After the gifts were brought to Bishop Stika, the bishop and all the priests gave a kiss of peace to the ordinand.

Bishop Stika concluded the ordination Mass by blessing the chalice Father Floersh’s parents, Frank and Rita Floersh, gave as a gift for the diocese’s newest member of the clergy to begin his priesthood.

The diocese’s newest priest said it was exciting to now be called Father Floersh, and noted that he has been discerning a vocation in the priesthood for years.

He celebrated his first Mass June 4 at St.
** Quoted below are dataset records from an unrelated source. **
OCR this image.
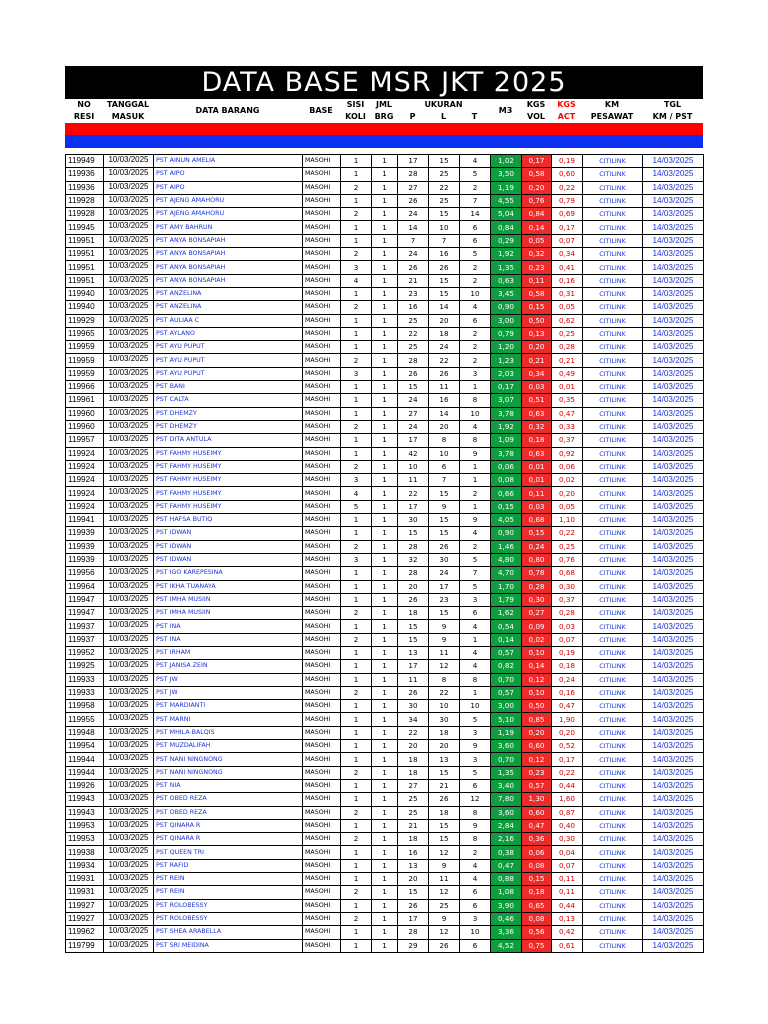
DATA BASE MSR JKT 2025
NO	TANGGAL	DATA BARANG	BASE	SISI	JML	UKURAN			M3	KGS	KGS	KM	TGL
RESI	MASUK			KOLI	BRG	P	L	T		VOL	ACT	PESAWAT	KM / PST
119949	10/03/2025	PST AINUN AMELIA	MASOHI	1	1	17	15	4	1,02	0,17	0,19	CITILINK	14/03/2025
119936	10/03/2025	PST AIPO	MASOHI	1	1	28	25	5	3,50	0,58	0,60	CITILINK	14/03/2025
119936	10/03/2025	PST AIPO	MASOHI	2	1	27	22	2	1,19	0,20	0,22	CITILINK	14/03/2025
119928	10/03/2025	PST AJENG AMAHORU	MASOHI	1	1	26	25	7	4,55	0,76	0,79	CITILINK	14/03/2025
119928	10/03/2025	PST AJENG AMAHORU	MASOHI	2	1	24	15	14	5,04	0,84	0,69	CITILINK	14/03/2025
119945	10/03/2025	PST AMY BAHRUN	MASOHI	1	1	14	10	6	0,84	0,14	0,17	CITILINK	14/03/2025
119951	10/03/2025	PST ANYA BONSAPIAH	MASOHI	1	1	7	7	6	0,29	0,05	0,07	CITILINK	14/03/2025
119951	10/03/2025	PST ANYA BONSAPIAH	MASOHI	2	1	24	16	5	1,92	0,32	0,34	CITILINK	14/03/2025
119951	10/03/2025	PST ANYA BONSAPIAH	MASOHI	3	1	26	26	2	1,35	0,23	0,41	CITILINK	14/03/2025
119951	10/03/2025	PST ANYA BONSAPIAH	MASOHI	4	1	21	15	2	0,63	0,11	0,16	CITILINK	14/03/2025
119940	10/03/2025	PST ANZELINA	MASOHI	1	1	23	15	10	3,45	0,58	0,31	CITILINK	14/03/2025
119940	10/03/2025	PST ANZELINA	MASOHI	2	1	16	14	4	0,90	0,15	0,05	CITILINK	14/03/2025
119929	10/03/2025	PST AULIAA C	MASOHI	1	1	25	20	6	3,00	0,50	0,62	CITILINK	14/03/2025
119965	10/03/2025	PST AYLANO	MASOHI	1	1	22	18	2	0,79	0,13	0,25	CITILINK	14/03/2025
119959	10/03/2025	PST AYU PUPUT	MASOHI	1	1	25	24	2	1,20	0,20	0,28	CITILINK	14/03/2025
119959	10/03/2025	PST AYU PUPUT	MASOHI	2	1	28	22	2	1,23	0,21	0,21	CITILINK	14/03/2025
119959	10/03/2025	PST AYU PUPUT	MASOHI	3	1	26	26	3	2,03	0,34	0,49	CITILINK	14/03/2025
119966	10/03/2025	PST BANI	MASOHI	1	1	15	11	1	0,17	0,03	0,01	CITILINK	14/03/2025
119961	10/03/2025	PST CALTA	MASOHI	1	1	24	16	8	3,07	0,51	0,35	CITILINK	14/03/2025
119960	10/03/2025	PST DHEMZY	MASOHI	1	1	27	14	10	3,78	0,63	0,47	CITILINK	14/03/2025
119960	10/03/2025	PST DHEMZY	MASOHI	2	1	24	20	4	1,92	0,32	0,33	CITILINK	14/03/2025
119957	10/03/2025	PST DITA ANTULA	MASOHI	1	1	17	8	8	1,09	0,18	0,37	CITILINK	14/03/2025
119924	10/03/2025	PST FAHMY HUSEIMY	MASOHI	1	1	42	10	9	3,78	0,63	0,92	CITILINK	14/03/2025
119924	10/03/2025	PST FAHMY HUSEIMY	MASOHI	2	1	10	6	1	0,06	0,01	0,06	CITILINK	14/03/2025
119924	10/03/2025	PST FAHMY HUSEIMY	MASOHI	3	1	11	7	1	0,08	0,01	0,02	CITILINK	14/03/2025
119924	10/03/2025	PST FAHMY HUSEIMY	MASOHI	4	1	22	15	2	0,66	0,11	0,20	CITILINK	14/03/2025
119924	10/03/2025	PST FAHMY HUSEIMY	MASOHI	5	1	17	9	1	0,15	0,03	0,05	CITILINK	14/03/2025
119941	10/03/2025	PST HAFSA BUTIQ	MASOHI	1	1	30	15	9	4,05	0,68	1,10	CITILINK	14/03/2025
119939	10/03/2025	PST IDWAN	MASOHI	1	1	15	15	4	0,90	0,15	0,22	CITILINK	14/03/2025
119939	10/03/2025	PST IDWAN	MASOHI	2	1	28	26	2	1,46	0,24	0,25	CITILINK	14/03/2025
119939	10/03/2025	PST IDWAN	MASOHI	3	1	32	30	5	4,80	0,80	0,76	CITILINK	14/03/2025
119956	10/03/2025	PST IGO KAREPESINA	MASOHI	1	1	28	24	7	4,70	0,78	0,68	CITILINK	14/03/2025
119964	10/03/2025	PST IKHA TUANAYA	MASOHI	1	1	20	17	5	1,70	0,28	0,30	CITILINK	14/03/2025
119947	10/03/2025	PST IMHA MUSIIN	MASOHI	1	1	26	23	3	1,79	0,30	0,37	CITILINK	14/03/2025
119947	10/03/2025	PST IMHA MUSIIN	MASOHI	2	1	18	15	6	1,62	0,27	0,28	CITILINK	14/03/2025
119937	10/03/2025	PST INA	MASOHI	1	1	15	9	4	0,54	0,09	0,03	CITILINK	14/03/2025
119937	10/03/2025	PST INA	MASOHI	2	1	15	9	1	0,14	0,02	0,07	CITILINK	14/03/2025
119952	10/03/2025	PST IRHAM	MASOHI	1	1	13	11	4	0,57	0,10	0,19	CITILINK	14/03/2025
119925	10/03/2025	PST JANISA ZEIN	MASOHI	1	1	17	12	4	0,82	0,14	0,18	CITILINK	14/03/2025
119933	10/03/2025	PST JW	MASOHI	1	1	11	8	8	0,70	0,12	0,24	CITILINK	14/03/2025
119933	10/03/2025	PST JW	MASOHI	2	1	26	22	1	0,57	0,10	0,16	CITILINK	14/03/2025
119958	10/03/2025	PST MARDIANTI	MASOHI	1	1	30	10	10	3,00	0,50	0,47	CITILINK	14/03/2025
119955	10/03/2025	PST MARNI	MASOHI	1	1	34	30	5	5,10	0,85	1,90	CITILINK	14/03/2025
119948	10/03/2025	PST MHILA BALQIS	MASOHI	1	1	22	18	3	1,19	0,20	0,20	CITILINK	14/03/2025
119954	10/03/2025	PST MUZDALIFAH	MASOHI	1	1	20	20	9	3,60	0,60	0,52	CITILINK	14/03/2025
119944	10/03/2025	PST NANI NINGNONG	MASOHI	1	1	18	13	3	0,70	0,12	0,17	CITILINK	14/03/2025
119944	10/03/2025	PST NANI NINGNONG	MASOHI	2	1	18	15	5	1,35	0,23	0,22	CITILINK	14/03/2025
119926	10/03/2025	PST NIA	MASOHI	1	1	27	21	6	3,40	0,57	0,44	CITILINK	14/03/2025
119943	10/03/2025	PST OBED REZA	MASOHI	1	1	25	26	12	7,80	1,30	1,60	CITILINK	14/03/2025
119943	10/03/2025	PST OBED REZA	MASOHI	2	1	25	18	8	3,60	0,60	0,87	CITILINK	14/03/2025
119953	10/03/2025	PST QINARA R	MASOHI	1	1	21	15	9	2,84	0,47	0,40	CITILINK	14/03/2025
119953	10/03/2025	PST QINARA R	MASOHI	2	1	18	15	8	2,16	0,36	0,30	CITILINK	14/03/2025
119938	10/03/2025	PST QUEEN TRI	MASOHI	1	1	16	12	2	0,38	0,06	0,04	CITILINK	14/03/2025
119934	10/03/2025	PST RAFID	MASOHI	1	1	13	9	4	0,47	0,08	0,07	CITILINK	14/03/2025
119931	10/03/2025	PST REIN	MASOHI	1	1	20	11	4	0,88	0,15	0,11	CITILINK	14/03/2025
119931	10/03/2025	PST REIN	MASOHI	2	1	15	12	6	1,08	0,18	0,11	CITILINK	14/03/2025
119927	10/03/2025	PST ROLOBESSY	MASOHI	1	1	26	25	6	3,90	0,65	0,44	CITILINK	14/03/2025
119927	10/03/2025	PST ROLOBESSY	MASOHI	2	1	17	9	3	0,46	0,08	0,13	CITILINK	14/03/2025
119962	10/03/2025	PST SHEA ARABELLA	MASOHI	1	1	28	12	10	3,36	0,56	0,42	CITILINK	14/03/2025
119799	10/03/2025	PST SRI MEIDINA	MASOHI	1	1	29	26	6	4,52	0,75	0,61	CITILINK	14/03/2025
John Neumann.

Following the ordination Mass, Father Floersh’s parents said their son showed an early connection to the priesthood.
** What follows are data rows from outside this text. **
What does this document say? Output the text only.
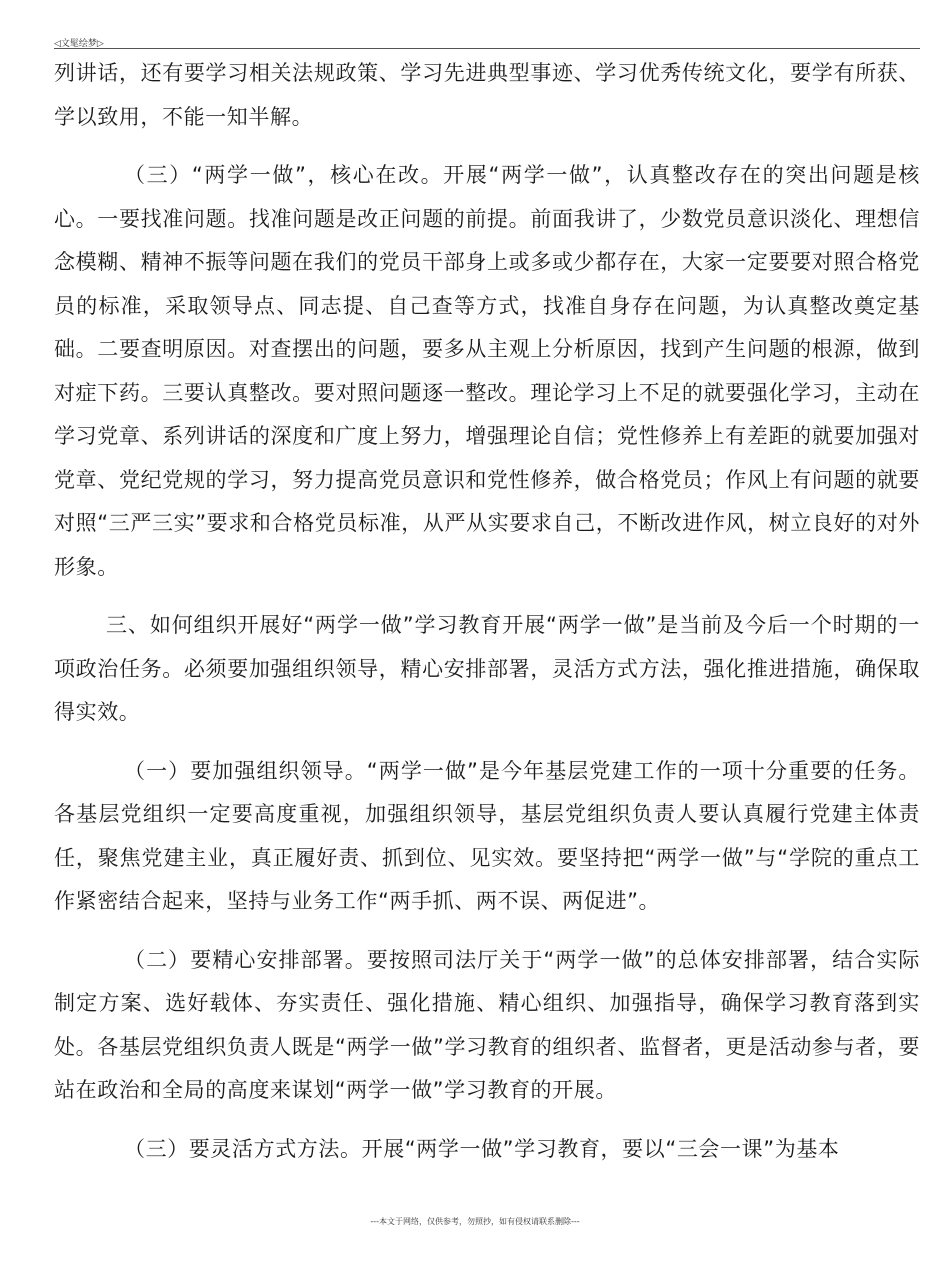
◁文髦绘梦▷

列讲话，还有要学习相关法规政策、学习先进典型事迹、学习优秀传统文化，要学有所获、学以致用，不能一知半解。

（三）“两学一做”，核心在改。开展“两学一做”，认真整改存在的突出问题是核心。一要找准问题。找准问题是改正问题的前提。前面我讲了，少数党员意识淡化、理想信念模糊、精神不振等问题在我们的党员干部身上或多或少都存在，大家一定要要对照合格党员的标准，采取领导点、同志提、自己查等方式，找准自身存在问题，为认真整改奠定基础。二要查明原因。对查摆出的问题，要多从主观上分析原因，找到产生问题的根源，做到对症下药。三要认真整改。要对照问题逐一整改。理论学习上不足的就要强化学习，主动在学习党章、系列讲话的深度和广度上努力，增强理论自信；党性修养上有差距的就要加强对党章、党纪党规的学习，努力提高党员意识和党性修养，做合格党员；作风上有问题的就要对照“三严三实”要求和合格党员标准，从严从实要求自己，不断改进作风，树立良好的对外形象。

三、如何组织开展好“两学一做”学习教育开展“两学一做”是当前及今后一个时期的一项政治任务。必须要加强组织领导，精心安排部署，灵活方式方法，强化推进措施，确保取得实效。

（一）要加强组织领导。“两学一做”是今年基层党建工作的一项十分重要的任务。各基层党组织一定要高度重视，加强组织领导，基层党组织负责人要认真履行党建主体责任，聚焦党建主业，真正履好责、抓到位、见实效。要坚持把“两学一做”与“学院的重点工作紧密结合起来，坚持与业务工作“两手抓、两不误、两促进”。

（二）要精心安排部署。要按照司法厅关于“两学一做”的总体安排部署，结合实际制定方案、选好载体、夯实责任、强化措施、精心组织、加强指导，确保学习教育落到实处。各基层党组织负责人既是“两学一做”学习教育的组织者、监督者，更是活动参与者，要站在政治和全局的高度来谋划“两学一做”学习教育的开展。

（三）要灵活方式方法。开展“两学一做”学习教育，要以“三会一课”为基本

---本文于网络，仅供参考，勿照抄，如有侵权请联系删除---
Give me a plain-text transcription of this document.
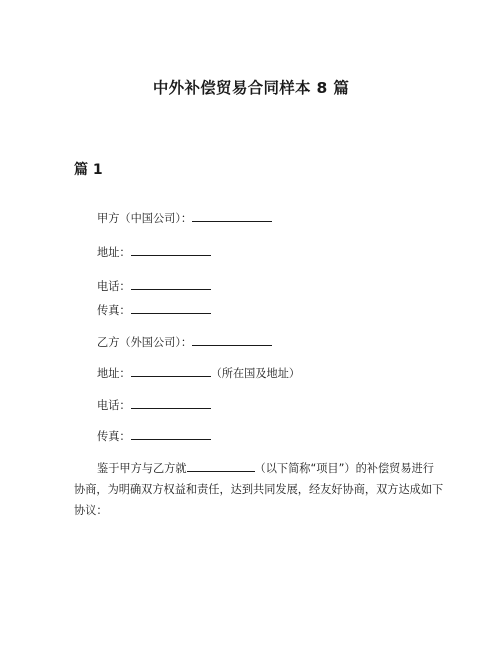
中外补偿贸易合同样本 8 篇
篇 1
甲方（中国公司）：
地址：
电话：
传真：
乙方（外国公司）：
地址：	（所在国及地址）
电话：
传真：
鉴于甲方与乙方就	（以下简称“项目”）的补偿贸易进行协商，为明确双方权益和责任，达到共同发展，经友好协商，双方达成如下协议：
“My father saw it when Chris was little,” Mr. Floersh said, noting that two relatives were Catholic priests. Father John Floersh was ordained a bishop at age 35 and also served as archbishop of the Archdiocese of Louisville before his death in 1968. And Father Phillip Floersh was a Green Beret in Vietnam before joining the Vincentian Order of priests. He recently passed away.

“My father, brother, and Father Phillip would really liked to have been here,” Mr. Floersh said, praising his wife for her influence on the newest priest in the family. “It takes a mother to raise a priest. Chris and his mother are very close. And while Chris will always be our son, he says he now belongs to God and the holy community.”

Mr. and Mrs. Floersh, who also are parents of two daughters and another son, credited Monsignor Mankel and Monsignor Patrick Garrity, pastor of the Floershs’ home parish, St. John Neumann in Farragut, for their influence on Father Floersh.

After they presented their son with his first chalice and as Father Floersh was giving his first blessings to the faithful in the Sacred Heart Cathedral School gymnasium, Mrs. Floersh said, “Now it’s my time to give back to the Church that has given us so much. I’ve not lost a son; I’ve gained the blessing of the Holy Spirit.”